Ему откликнулся другой:

— Ей-богу? А на что он похож?

И сейчас же третий:

— Эй, новичок, как тебя звать? Не робей, мы тут все одного поля ягода.

И снова первый, в ответ второму:

— Да так, длинный, тощенький. Видать, маменькин сынок, но, в общем, ничего. Эй, ты, там! Как тебя звать?

Клайд сперва молчит — в раздумье, в недоумении. Как отнестись к подобной встрече? Что говорить, что делать? Стоит ли держаться с ними по-дружески? Но врожденный такт не покидает его даже здесь, и он спешит вежливо ответить:

— Клайд Грифитс.

И один из спрашивающих тотчас подхватывает:

— А, Грифитс! Слыхали, слыхали. Добро пожаловать, Грифитс! Мы не такие уж страшные, как кажется. Мы читали про твои бриджбургские дела. Так и думали, что скоро с тобой увидимся.

И еще новый голос:

— Не вешай носа, приятель! Не так уж здесь плохо.

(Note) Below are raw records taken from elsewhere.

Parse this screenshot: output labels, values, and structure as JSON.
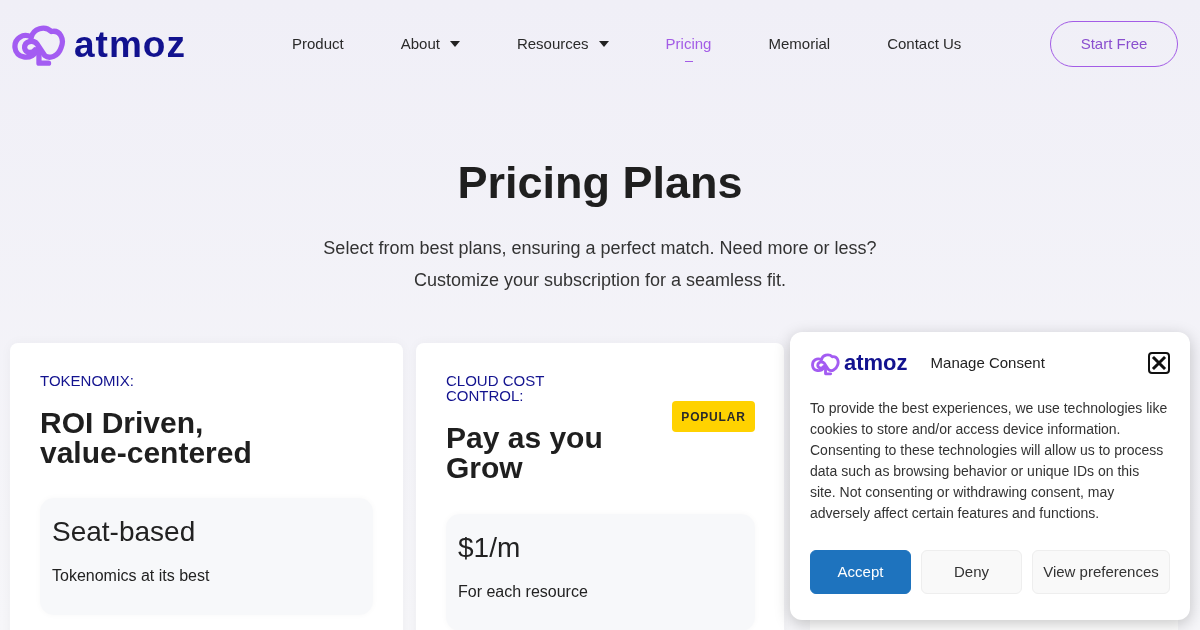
{
  "header": {
    "logo": "atmoz",
    "nav": [
      {
        "label": "Product",
        "dropdown": false,
        "selected": false
      },
      {
        "label": "About",
        "dropdown": true,
        "selected": false
      },
      {
        "label": "Resources",
        "dropdown": true,
        "selected": false
      },
      {
        "label": "Pricing",
        "dropdown": false,
        "selected": true
      },
      {
        "label": "Memorial",
        "dropdown": false,
        "selected": false
      },
      {
        "label": "Contact Us",
        "dropdown": false,
        "selected": false
      }
    ],
    "cta": "Start Free"
  },
  "hero": {
    "title": "Pricing Plans",
    "subtitle_lines": [
      "Select from best plans, ensuring a perfect match. Need more or less?",
      "Customize your subscription for a seamless fit."
    ]
  },
  "plans": [
    {
      "eyebrow": "TOKENOMIX:",
      "title": "ROI Driven, value-centered",
      "price": "Seat-based",
      "note": "Tokenomics at its best"
    },
    {
      "eyebrow": "CLOUD COST CONTROL:",
      "badge": "POPULAR",
      "title": "Pay as you Grow",
      "price": "$1/m",
      "note": "For each resource"
    }
  ],
  "consent": {
    "logo": "atmoz",
    "title": "Manage Consent",
    "body": "To provide the best experiences, we use technologies like cookies to store and/or access device information. Consenting to these technologies will allow us to process data such as browsing behavior or unique IDs on this site. Not consenting or withdrawing consent, may adversely affect certain features and functions.",
    "buttons": [
      {
        "label": "Accept",
        "kind": "primary"
      },
      {
        "label": "Deny",
        "kind": "secondary"
      },
      {
        "label": "View preferences",
        "kind": "secondary"
      }
    ]
  }
}
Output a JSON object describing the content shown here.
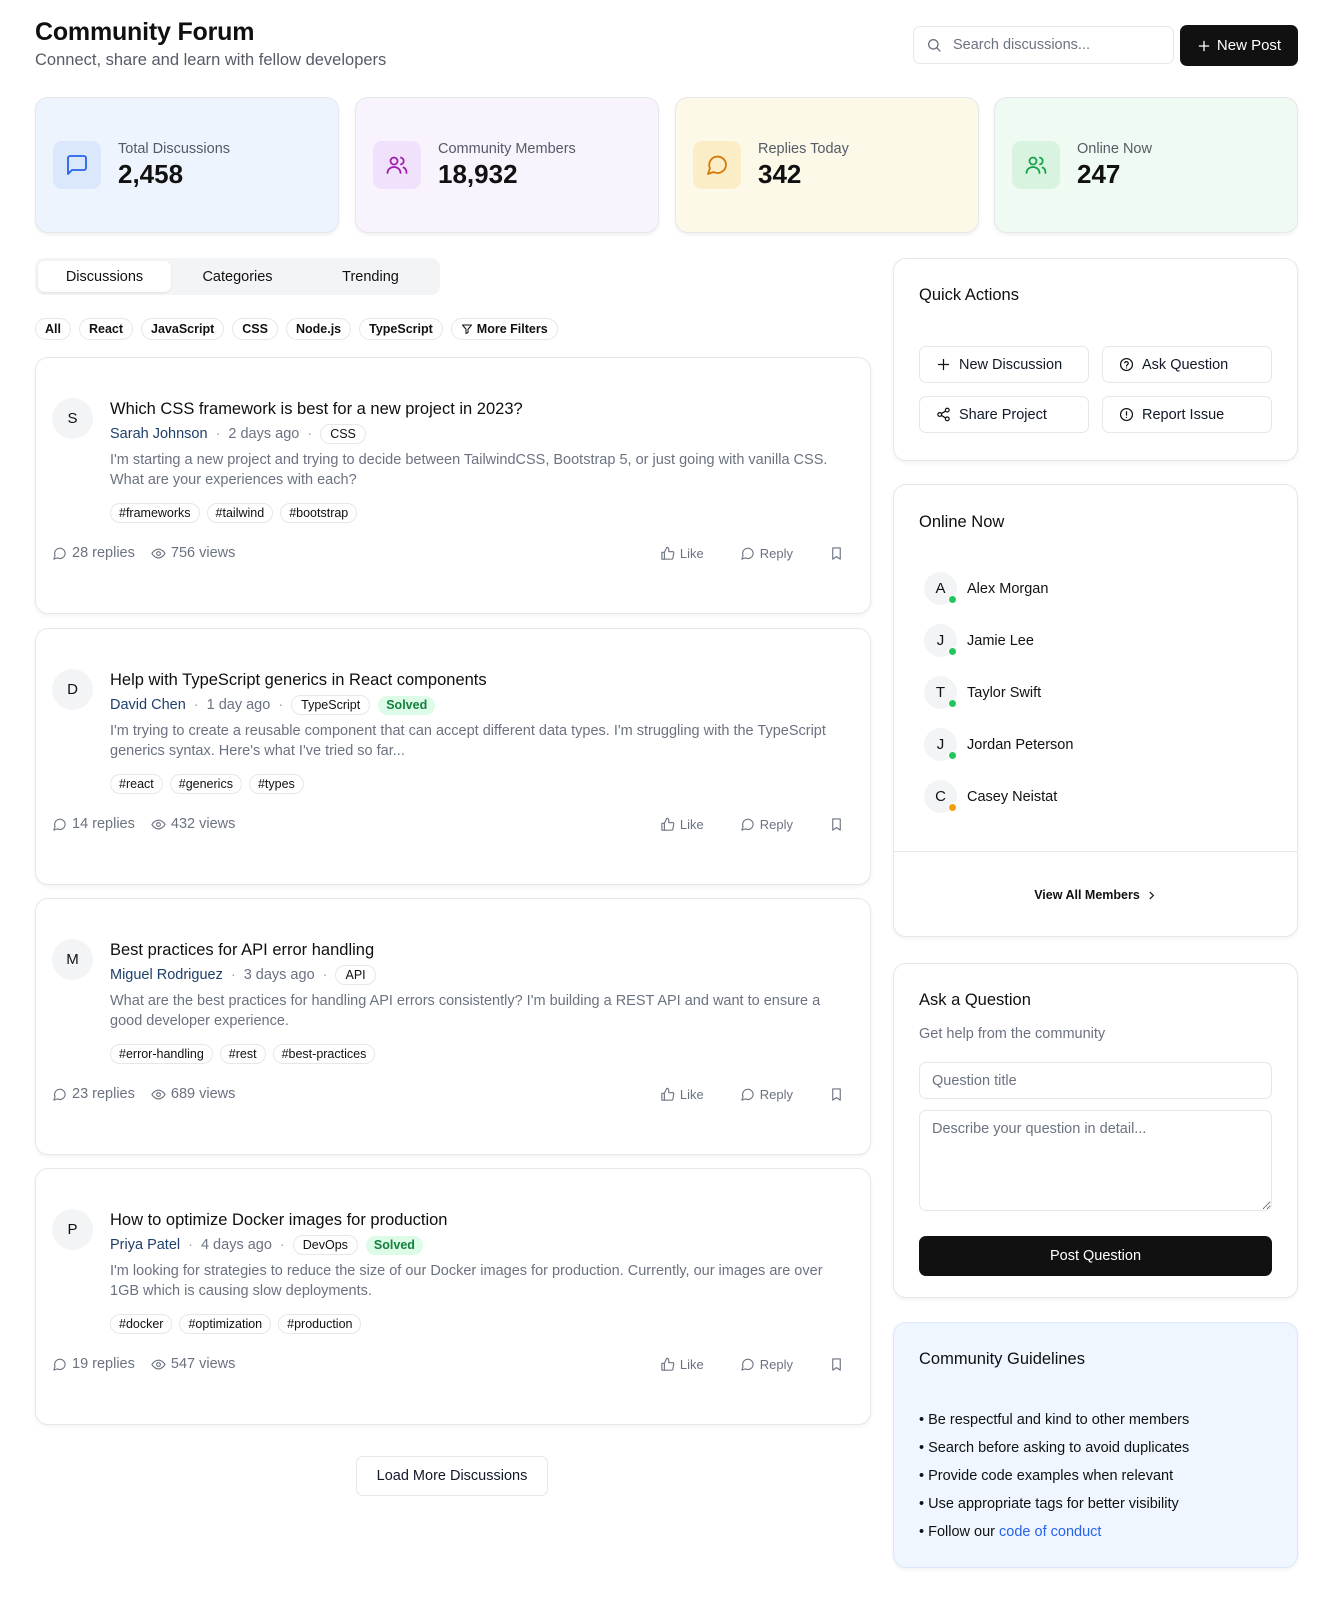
{
  "header": {
    "title": "Community Forum",
    "subtitle": "Connect, share and learn with fellow developers",
    "search_placeholder": "Search discussions...",
    "new_post_label": "New Post"
  },
  "stats": [
    {
      "label": "Total Discussions",
      "value": "2,458",
      "icon": "message-square-icon",
      "accent": "#2563eb",
      "bg": "#eef4fd",
      "icon_bg": "#dbe7fb"
    },
    {
      "label": "Community Members",
      "value": "18,932",
      "icon": "users-icon",
      "accent": "#a21caf",
      "bg": "#f8f3fd",
      "icon_bg": "#f0e2fb"
    },
    {
      "label": "Replies Today",
      "value": "342",
      "icon": "message-circle-icon",
      "accent": "#d97706",
      "bg": "#fdf9e9",
      "icon_bg": "#fbeec7"
    },
    {
      "label": "Online Now",
      "value": "247",
      "icon": "users-online-icon",
      "accent": "#16a34a",
      "bg": "#effbf2",
      "icon_bg": "#d8f4e0"
    }
  ],
  "tabs": [
    "Discussions",
    "Categories",
    "Trending"
  ],
  "filters": [
    "All",
    "React",
    "JavaScript",
    "CSS",
    "Node.js",
    "TypeScript",
    "More Filters"
  ],
  "posts": [
    {
      "initial": "S",
      "title": "Which CSS framework is best for a new project in 2023?",
      "author": "Sarah Johnson",
      "time": "2 days ago",
      "category": "CSS",
      "solved": "",
      "excerpt": "I'm starting a new project and trying to decide between TailwindCSS, Bootstrap 5, or just going with vanilla CSS. What are your experiences with each?",
      "tags": [
        "#frameworks",
        "#tailwind",
        "#bootstrap"
      ],
      "replies": "28 replies",
      "views": "756 views"
    },
    {
      "initial": "D",
      "title": "Help with TypeScript generics in React components",
      "author": "David Chen",
      "time": "1 day ago",
      "category": "TypeScript",
      "solved": "Solved",
      "excerpt": "I'm trying to create a reusable component that can accept different data types. I'm struggling with the TypeScript generics syntax. Here's what I've tried so far...",
      "tags": [
        "#react",
        "#generics",
        "#types"
      ],
      "replies": "14 replies",
      "views": "432 views"
    },
    {
      "initial": "M",
      "title": "Best practices for API error handling",
      "author": "Miguel Rodriguez",
      "time": "3 days ago",
      "category": "API",
      "solved": "",
      "excerpt": "What are the best practices for handling API errors consistently? I'm building a REST API and want to ensure a good developer experience.",
      "tags": [
        "#error-handling",
        "#rest",
        "#best-practices"
      ],
      "replies": "23 replies",
      "views": "689 views"
    },
    {
      "initial": "P",
      "title": "How to optimize Docker images for production",
      "author": "Priya Patel",
      "time": "4 days ago",
      "category": "DevOps",
      "solved": "Solved",
      "excerpt": "I'm looking for strategies to reduce the size of our Docker images for production. Currently, our images are over 1GB which is causing slow deployments.",
      "tags": [
        "#docker",
        "#optimization",
        "#production"
      ],
      "replies": "19 replies",
      "views": "547 views"
    }
  ],
  "post_actions": {
    "like": "Like",
    "reply": "Reply"
  },
  "load_more_label": "Load More Discussions",
  "quick_actions": {
    "title": "Quick Actions",
    "buttons": [
      "New Discussion",
      "Ask Question",
      "Share Project",
      "Report Issue"
    ]
  },
  "online_now": {
    "title": "Online Now",
    "members": [
      {
        "initial": "A",
        "name": "Alex Morgan",
        "status_color": "#22c55e"
      },
      {
        "initial": "J",
        "name": "Jamie Lee",
        "status_color": "#22c55e"
      },
      {
        "initial": "T",
        "name": "Taylor Swift",
        "status_color": "#22c55e"
      },
      {
        "initial": "J",
        "name": "Jordan Peterson",
        "status_color": "#22c55e"
      },
      {
        "initial": "C",
        "name": "Casey Neistat",
        "status_color": "#f59e0b"
      }
    ],
    "view_all_label": "View All Members"
  },
  "ask_question": {
    "title": "Ask a Question",
    "subtitle": "Get help from the community",
    "title_placeholder": "Question title",
    "detail_placeholder": "Describe your question in detail...",
    "submit_label": "Post Question"
  },
  "guidelines": {
    "title": "Community Guidelines",
    "items": [
      "Be respectful and kind to other members",
      "Search before asking to avoid duplicates",
      "Provide code examples when relevant",
      "Use appropriate tags for better visibility"
    ],
    "last_item_prefix": "Follow our",
    "last_item_link": "code of conduct"
  }
}
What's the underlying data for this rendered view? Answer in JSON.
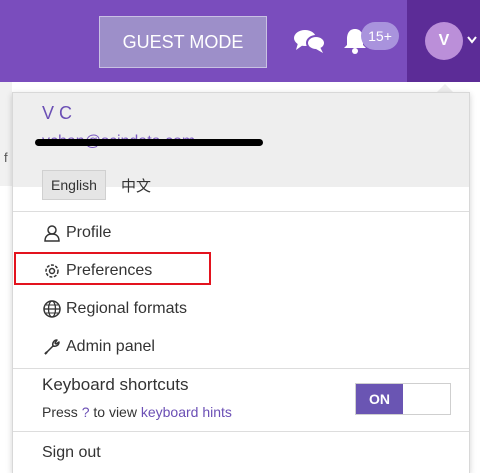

Как говорится: тепло и не дует.

И откуда-то слышен смех.

Но Клайду было не до разговоров; в тоске и страхе он оглядывал стены, дверь, потом перевел глаза на китайца, который, молча припав к своей двери, снова смотрел на него. Ужас! Ужас! И вот так они переговариваются между собой, так фамильярно встречают каждого новичка. Никакого внимания к его несчастью, к его растерянности перед новым, непривычным положением, к его мучительным переживаниям. А впрочем, кому придет в голову считать убийцу несчастным и растерянным? Страшней всего, что они тут заранее прикидывали, когда он попадет в их компанию, а это значит, что все обстоятельства его дела здесь известны. Может быть, его будут дразнить, изводить, пока не заставят вести себя, как им нравится. Если бы Сондра или кто-нибудь из прежних его знакомых мог видеть его здесь, мог хоть вообразить себе все это… Господи! А завтра сюда придет его родная мать!

Час спустя, когда уже совсем стемнело, высокий, мертвенно-бледный тюремщик в форменной одежде, менее оскорбительной для глаз, чем одежда заключенных, просунул в дверное окошечко железный поднос с едой. Ужин! Это ему. А тот худой, желтый китаец напротив уже получил и ест. Кого он убил? Как? И вот уже со всех сторон слышно, как скребут по жестяным тарелкам! Звуки, больше напоминающие кормление зверей, чем человеческую трапезу. А кое-откуда даже доносятся разговоры вперемежку с чавканьем и лязгом железа. Клайда стало мутить.

— А, дьявол! И чего они там, на кухне, ни черта не могут выдумать, кроме холодных бобов, жареной картошки и кофе?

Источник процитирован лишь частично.